I really liked Dr. Yadin's idea of using the brain to fix/ heal itself- as a first line of treatment- then if that does not work, maybe then considering employing drugs. The brain is the most "plastic" organ in the body and that is a such an important feature, and ultimately allows us to use our own brains to help our selves & our own brain.

And, during our discussion of psychopharmocology, I think Prof. Morris brought up a very important point- when we effect one molecule (or target one molecule) with a drug, it is bound to effect many other molecules and pathways downstream- I think this is important to consider when using drugs to treat psychological disorders- although we think we know exactly what molecules or chemicals are in an "imbalance" we probably are not seeing the whole picture because molecules and chemicals in the brain and body work together and effect each other- and they are not working alone in a vacuum. I think more studies should be done to figure out exactly what other molecules, chemicals, and pathways these drugs that attempt to "target one molecule" are effecting. These down stream effects may shed light on the delay of the therapeutic effect of these drugs and drug side effects.

Marissa Patterson's picture


Thanks to everyone for such a great conversation last night! It was so fabulous to see everyone's opinions about therapy and I can't wait to see what else you have to say.

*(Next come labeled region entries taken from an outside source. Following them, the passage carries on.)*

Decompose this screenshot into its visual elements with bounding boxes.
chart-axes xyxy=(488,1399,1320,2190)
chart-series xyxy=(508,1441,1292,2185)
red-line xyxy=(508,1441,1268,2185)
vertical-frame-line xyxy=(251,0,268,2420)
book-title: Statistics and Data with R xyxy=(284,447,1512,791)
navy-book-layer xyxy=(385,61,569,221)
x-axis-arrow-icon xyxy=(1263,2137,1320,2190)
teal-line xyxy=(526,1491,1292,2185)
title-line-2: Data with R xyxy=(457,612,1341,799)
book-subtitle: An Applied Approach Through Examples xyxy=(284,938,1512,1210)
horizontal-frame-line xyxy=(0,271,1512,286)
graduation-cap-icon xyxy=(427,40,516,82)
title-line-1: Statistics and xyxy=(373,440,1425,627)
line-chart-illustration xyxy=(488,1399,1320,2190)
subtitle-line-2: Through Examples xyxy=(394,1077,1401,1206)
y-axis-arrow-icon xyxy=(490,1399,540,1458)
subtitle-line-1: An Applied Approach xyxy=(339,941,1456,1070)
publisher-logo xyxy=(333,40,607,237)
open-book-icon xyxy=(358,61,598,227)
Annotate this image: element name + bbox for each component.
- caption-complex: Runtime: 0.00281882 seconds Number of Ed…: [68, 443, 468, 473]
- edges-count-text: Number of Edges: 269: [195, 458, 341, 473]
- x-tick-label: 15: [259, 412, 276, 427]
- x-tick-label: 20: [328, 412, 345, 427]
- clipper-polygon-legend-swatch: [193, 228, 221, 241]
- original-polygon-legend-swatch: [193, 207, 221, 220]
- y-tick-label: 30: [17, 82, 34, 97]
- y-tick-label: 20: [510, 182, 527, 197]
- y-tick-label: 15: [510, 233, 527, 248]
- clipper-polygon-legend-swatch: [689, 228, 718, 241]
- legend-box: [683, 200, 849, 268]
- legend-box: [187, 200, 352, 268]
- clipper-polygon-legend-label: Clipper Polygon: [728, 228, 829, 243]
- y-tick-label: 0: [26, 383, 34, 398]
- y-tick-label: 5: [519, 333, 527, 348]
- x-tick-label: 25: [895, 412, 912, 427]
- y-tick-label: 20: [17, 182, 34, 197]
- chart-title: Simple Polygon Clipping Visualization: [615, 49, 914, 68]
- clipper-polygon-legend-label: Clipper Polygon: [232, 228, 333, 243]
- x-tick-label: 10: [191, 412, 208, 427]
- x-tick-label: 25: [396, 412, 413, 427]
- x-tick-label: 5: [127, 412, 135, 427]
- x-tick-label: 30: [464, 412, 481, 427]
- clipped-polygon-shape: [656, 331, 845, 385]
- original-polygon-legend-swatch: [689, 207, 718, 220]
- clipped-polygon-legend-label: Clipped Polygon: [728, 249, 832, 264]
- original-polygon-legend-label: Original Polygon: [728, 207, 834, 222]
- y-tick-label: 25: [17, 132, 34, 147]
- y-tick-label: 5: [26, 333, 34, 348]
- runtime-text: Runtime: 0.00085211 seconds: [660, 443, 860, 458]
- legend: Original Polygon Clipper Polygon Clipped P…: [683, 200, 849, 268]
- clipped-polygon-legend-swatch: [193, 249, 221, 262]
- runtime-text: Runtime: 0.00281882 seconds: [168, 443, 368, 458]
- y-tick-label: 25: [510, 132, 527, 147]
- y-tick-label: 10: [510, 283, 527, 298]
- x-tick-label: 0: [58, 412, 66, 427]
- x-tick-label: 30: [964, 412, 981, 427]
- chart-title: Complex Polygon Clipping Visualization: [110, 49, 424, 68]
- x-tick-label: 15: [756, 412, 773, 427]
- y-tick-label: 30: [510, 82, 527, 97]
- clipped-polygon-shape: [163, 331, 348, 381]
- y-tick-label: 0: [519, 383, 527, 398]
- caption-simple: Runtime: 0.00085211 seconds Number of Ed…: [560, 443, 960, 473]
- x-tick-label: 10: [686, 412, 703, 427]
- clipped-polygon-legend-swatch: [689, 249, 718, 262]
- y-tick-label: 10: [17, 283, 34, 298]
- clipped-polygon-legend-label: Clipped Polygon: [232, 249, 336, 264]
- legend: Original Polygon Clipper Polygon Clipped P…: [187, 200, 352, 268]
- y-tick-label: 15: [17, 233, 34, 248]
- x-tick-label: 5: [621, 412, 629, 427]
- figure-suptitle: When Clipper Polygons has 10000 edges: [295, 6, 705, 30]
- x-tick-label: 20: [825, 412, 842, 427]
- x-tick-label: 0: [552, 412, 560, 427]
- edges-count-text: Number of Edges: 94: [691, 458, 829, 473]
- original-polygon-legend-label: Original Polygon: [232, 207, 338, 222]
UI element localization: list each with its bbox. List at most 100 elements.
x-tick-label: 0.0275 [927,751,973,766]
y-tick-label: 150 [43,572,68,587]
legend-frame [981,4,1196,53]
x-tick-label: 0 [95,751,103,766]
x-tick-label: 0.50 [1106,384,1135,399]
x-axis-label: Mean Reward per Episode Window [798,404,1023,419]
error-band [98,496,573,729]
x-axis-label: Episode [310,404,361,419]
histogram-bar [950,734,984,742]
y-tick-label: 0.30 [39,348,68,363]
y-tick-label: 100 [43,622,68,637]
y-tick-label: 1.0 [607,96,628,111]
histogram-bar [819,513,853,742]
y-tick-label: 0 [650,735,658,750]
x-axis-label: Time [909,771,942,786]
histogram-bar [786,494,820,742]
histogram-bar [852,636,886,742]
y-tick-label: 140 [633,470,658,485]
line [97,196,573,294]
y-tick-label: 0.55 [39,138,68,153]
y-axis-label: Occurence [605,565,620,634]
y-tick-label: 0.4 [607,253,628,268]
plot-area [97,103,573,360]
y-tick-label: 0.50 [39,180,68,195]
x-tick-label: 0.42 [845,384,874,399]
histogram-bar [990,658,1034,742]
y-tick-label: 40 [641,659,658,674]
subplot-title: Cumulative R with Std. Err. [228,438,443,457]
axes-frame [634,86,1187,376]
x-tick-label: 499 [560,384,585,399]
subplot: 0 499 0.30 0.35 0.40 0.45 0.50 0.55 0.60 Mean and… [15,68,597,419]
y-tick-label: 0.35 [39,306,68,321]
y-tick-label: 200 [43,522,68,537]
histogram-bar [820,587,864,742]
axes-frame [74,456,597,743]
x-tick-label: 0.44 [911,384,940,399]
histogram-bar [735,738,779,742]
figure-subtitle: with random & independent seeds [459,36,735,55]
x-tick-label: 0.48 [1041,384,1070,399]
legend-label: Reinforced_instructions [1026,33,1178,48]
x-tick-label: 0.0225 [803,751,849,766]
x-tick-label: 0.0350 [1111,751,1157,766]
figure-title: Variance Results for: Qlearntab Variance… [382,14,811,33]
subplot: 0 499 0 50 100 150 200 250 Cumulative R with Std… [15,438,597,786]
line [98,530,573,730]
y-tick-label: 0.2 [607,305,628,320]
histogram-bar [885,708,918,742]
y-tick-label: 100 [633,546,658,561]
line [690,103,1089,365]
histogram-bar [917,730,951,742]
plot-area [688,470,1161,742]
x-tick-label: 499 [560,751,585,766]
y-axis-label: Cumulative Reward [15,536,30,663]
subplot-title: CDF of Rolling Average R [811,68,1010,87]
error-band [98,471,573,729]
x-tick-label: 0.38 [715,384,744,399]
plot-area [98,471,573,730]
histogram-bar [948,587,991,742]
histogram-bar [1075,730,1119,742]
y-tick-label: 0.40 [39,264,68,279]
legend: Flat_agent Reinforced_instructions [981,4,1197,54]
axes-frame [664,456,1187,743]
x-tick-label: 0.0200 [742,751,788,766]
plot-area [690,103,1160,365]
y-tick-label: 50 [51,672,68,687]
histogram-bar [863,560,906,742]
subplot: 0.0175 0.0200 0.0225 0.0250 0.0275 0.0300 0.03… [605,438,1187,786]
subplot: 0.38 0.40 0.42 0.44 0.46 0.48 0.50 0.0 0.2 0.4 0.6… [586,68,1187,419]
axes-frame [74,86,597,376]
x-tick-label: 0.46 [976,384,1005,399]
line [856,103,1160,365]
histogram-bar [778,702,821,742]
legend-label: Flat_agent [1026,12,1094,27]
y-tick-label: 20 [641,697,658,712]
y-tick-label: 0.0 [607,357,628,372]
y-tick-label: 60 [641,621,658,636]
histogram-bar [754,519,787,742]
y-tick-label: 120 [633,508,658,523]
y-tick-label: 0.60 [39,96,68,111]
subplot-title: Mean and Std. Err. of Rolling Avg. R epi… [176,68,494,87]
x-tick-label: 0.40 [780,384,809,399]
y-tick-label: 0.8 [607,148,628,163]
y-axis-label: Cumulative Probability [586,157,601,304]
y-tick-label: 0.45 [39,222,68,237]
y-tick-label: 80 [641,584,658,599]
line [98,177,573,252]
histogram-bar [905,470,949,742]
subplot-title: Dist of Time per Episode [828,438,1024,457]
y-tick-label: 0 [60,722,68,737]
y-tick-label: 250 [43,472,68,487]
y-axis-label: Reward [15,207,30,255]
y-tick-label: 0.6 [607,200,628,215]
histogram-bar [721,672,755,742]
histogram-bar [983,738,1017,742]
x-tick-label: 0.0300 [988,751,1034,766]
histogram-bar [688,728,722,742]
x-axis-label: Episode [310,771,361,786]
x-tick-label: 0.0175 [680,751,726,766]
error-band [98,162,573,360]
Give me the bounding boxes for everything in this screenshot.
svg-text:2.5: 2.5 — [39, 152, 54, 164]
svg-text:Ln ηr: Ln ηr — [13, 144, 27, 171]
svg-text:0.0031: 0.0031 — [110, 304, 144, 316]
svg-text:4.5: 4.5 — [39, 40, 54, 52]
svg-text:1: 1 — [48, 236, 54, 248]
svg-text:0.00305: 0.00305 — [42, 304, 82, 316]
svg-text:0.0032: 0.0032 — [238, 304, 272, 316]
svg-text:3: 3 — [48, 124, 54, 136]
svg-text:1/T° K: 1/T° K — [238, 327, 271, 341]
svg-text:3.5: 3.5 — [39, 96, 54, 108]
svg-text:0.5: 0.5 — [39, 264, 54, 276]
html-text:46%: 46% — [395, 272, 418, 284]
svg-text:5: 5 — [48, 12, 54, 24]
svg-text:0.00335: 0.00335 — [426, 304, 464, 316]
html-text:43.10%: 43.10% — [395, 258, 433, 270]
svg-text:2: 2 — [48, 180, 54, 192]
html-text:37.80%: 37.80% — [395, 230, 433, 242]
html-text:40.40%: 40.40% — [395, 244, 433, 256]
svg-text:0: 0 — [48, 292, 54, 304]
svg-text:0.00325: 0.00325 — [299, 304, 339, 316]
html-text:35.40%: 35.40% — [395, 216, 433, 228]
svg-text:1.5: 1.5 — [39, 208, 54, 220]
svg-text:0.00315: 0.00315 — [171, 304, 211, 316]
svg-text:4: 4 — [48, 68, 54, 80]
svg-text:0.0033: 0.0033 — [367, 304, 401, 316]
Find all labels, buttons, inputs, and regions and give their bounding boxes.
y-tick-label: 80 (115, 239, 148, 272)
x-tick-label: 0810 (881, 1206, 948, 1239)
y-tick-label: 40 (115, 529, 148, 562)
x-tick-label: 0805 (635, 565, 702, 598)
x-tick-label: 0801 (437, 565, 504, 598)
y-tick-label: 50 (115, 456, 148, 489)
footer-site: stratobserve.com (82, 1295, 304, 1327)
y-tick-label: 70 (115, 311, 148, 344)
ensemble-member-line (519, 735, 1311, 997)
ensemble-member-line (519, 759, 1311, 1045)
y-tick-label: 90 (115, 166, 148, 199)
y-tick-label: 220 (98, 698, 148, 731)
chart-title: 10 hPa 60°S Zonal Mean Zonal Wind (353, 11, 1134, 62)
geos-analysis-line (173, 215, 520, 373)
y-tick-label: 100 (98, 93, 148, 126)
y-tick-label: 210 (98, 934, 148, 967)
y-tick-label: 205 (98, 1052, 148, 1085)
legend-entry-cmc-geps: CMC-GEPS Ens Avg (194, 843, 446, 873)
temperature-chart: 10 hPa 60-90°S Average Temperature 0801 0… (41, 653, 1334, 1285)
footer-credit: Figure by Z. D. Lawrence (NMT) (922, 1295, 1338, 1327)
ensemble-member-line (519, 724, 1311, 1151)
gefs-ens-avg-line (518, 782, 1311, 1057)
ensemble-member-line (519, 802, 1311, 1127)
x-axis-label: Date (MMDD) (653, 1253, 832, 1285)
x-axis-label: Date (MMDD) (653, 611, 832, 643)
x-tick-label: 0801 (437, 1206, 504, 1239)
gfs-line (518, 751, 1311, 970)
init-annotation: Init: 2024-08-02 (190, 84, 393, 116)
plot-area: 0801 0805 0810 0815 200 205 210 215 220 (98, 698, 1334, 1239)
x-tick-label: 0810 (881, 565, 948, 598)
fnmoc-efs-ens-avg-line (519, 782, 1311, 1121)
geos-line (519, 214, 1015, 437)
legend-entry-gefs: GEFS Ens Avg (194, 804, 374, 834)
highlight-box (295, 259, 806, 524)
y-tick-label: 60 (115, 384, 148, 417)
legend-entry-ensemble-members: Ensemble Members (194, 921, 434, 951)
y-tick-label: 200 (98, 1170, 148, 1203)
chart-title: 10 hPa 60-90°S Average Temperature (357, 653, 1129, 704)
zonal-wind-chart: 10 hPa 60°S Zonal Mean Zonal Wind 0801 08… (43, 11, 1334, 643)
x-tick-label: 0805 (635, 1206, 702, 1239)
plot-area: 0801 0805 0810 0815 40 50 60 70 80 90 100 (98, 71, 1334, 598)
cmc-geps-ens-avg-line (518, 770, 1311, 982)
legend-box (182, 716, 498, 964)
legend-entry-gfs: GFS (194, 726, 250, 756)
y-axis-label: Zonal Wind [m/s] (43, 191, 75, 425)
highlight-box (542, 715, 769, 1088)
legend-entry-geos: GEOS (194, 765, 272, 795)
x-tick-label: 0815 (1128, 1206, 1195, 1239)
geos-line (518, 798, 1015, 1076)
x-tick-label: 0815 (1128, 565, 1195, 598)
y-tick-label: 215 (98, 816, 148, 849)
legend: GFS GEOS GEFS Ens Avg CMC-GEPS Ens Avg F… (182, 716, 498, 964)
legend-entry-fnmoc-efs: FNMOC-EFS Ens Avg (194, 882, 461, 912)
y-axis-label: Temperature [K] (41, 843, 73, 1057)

A few questions to think about:

What do these studies mean for future methods of treatment?

What happens to our models of "disease?"

Are psychotropic treatments valid? Are more talk-based treatments more appropriate?

Why are people still so skeptical of psychotherapy?

What is treatment doing? Is it bringing people back to "baseline?" What is baseline?

Dr. Yadin will be looking at the forum too, so feel free to pose any questions you have for her. We look forward to seeing your thoughts.


Here is the link to BBC article about anti-depressants having little effect we were talking about.

Paul Grobstein's picture

Forms of psychotherapy in psychiatry

A couple of recent articles relatd to our upcoming discussion:

The second one, in particular, is worth reading in connection with Of Two Minds: An Anthropologist Looks at American Psychiatry , a book by T.M. Luhrmann that appeared in 2000 and describes changes in psychiatric training practices in the previous ten or twenty years. Not an entirely happy story, and one that is clearly still playing out.